Thursday, March 6, 2008


I was just watching this and I realized that it is absolutely indicative of most nights where I party as hard as possible. That part where the apple pie trees come to life--I HAD THAT HAPPEN ONCE AFTER DOWNING A KLONOPIN COCKTAIL AND THEN DRINKING HALF A BOTTLE OF VODKA. Granted, the happy/scary apple pie tree people are probably some Heroin Chic rockstars I know that are like, "Whoa, you are out of your fucking mind! What you need is some blow!" Yes, things can get better. Anyways, This entire McDonalds commercial reminds me of mescaline and that feeling you get after you're about to puke all over everyone and then suddenly their faces melt off and they are all wearing animal masks and you accept the fact that your best friend just turned into Splinter from Teenage Mutant Ninja Turtles. Let's face it, how could that be so wrong? That cartoon theme song was pretty much the best thing I have ever heard and I still listen to it on my ipod while driving in LA traffic, peeping into surrounding cars and looking for a swank piece of ass to flirt with.

When the evil Shredder attacks,
these turtle boys don't cut him no slack.

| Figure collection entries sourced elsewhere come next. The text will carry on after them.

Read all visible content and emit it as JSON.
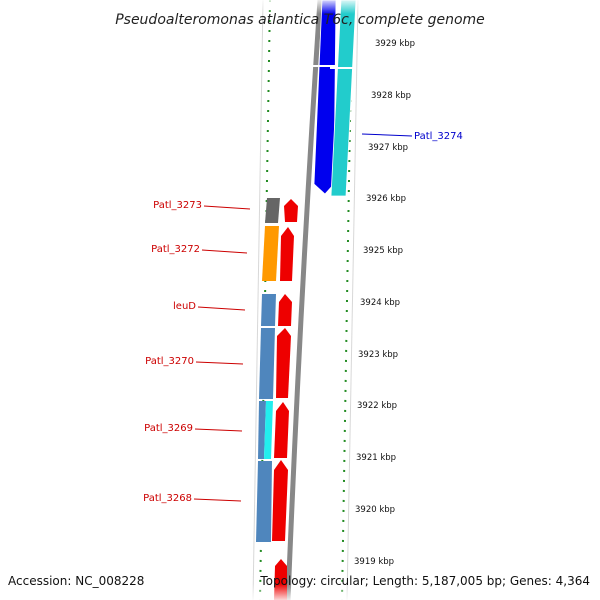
{
  "title": "Pseudoalteromonas atlantica T6c, complete genome",
  "ticks": [
    "3929 kbp",
    "3928 kbp",
    "3927 kbp",
    "3926 kbp",
    "3925 kbp",
    "3924 kbp",
    "3923 kbp",
    "3922 kbp",
    "3921 kbp",
    "3920 kbp",
    "3919 kbp"
  ],
  "labels": [
    {
      "text": "Patl_3274",
      "color": "#0000cc"
    },
    {
      "text": "Patl_3273",
      "color": "#cc0000"
    },
    {
      "text": "Patl_3272",
      "color": "#cc0000"
    },
    {
      "text": "leuD",
      "color": "#cc0000"
    },
    {
      "text": "Patl_3270",
      "color": "#cc0000"
    },
    {
      "text": "Patl_3269",
      "color": "#cc0000"
    },
    {
      "text": "Patl_3268",
      "color": "#cc0000"
    }
  ],
  "colors": {
    "forward_cds": "#ee0000",
    "reverse_cds": "#0000ee",
    "backbone": "#888888",
    "tick_dots": "#228b22",
    "cog_steelblue": "#4f86bd",
    "cog_orange": "#ff9900",
    "cog_gray": "#666666",
    "cog_cyan": "#22cccc"
  },
  "footer": {
    "accession": "Accession: NC_008228",
    "topology": "Topology: circular; Length: 5,187,005 bp; Genes: 4,364"
  }
}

Teenage Mutant Ninja Turtles (x2)

Splinter taught them to be Ninja teens.
He's a radical rat
Leonard leads, Donatello does machines,
That's a fact Jack
Raphael is cool but rude,
Gimme a break!
Michaelangelo is a party dude!

Uh, yea. I dare you to defy me by explaining how that is not the best theme song of all time. I also dare you to justify how this entire post sounds like I spent the last two days chomping down on pain killers when I am out and have been entirely too lazy to visit a real doctor.

1 comment:

Butchie said...

Oh, that commercial made me think of when you could still get Quaaludes, like at the Indy 500 in 1988 and I was puking and got knocked over by a cop with a riot sheild because a bunch of people were setting these cars on fire. Then I took a nap and when I woke up I saw a girl I went to school with giving a blowjob to an old dude sitting in a lawnchair on top of a van. Then my girlfriend threw an ear of corn at a Hell's Angel and he just laughed at us.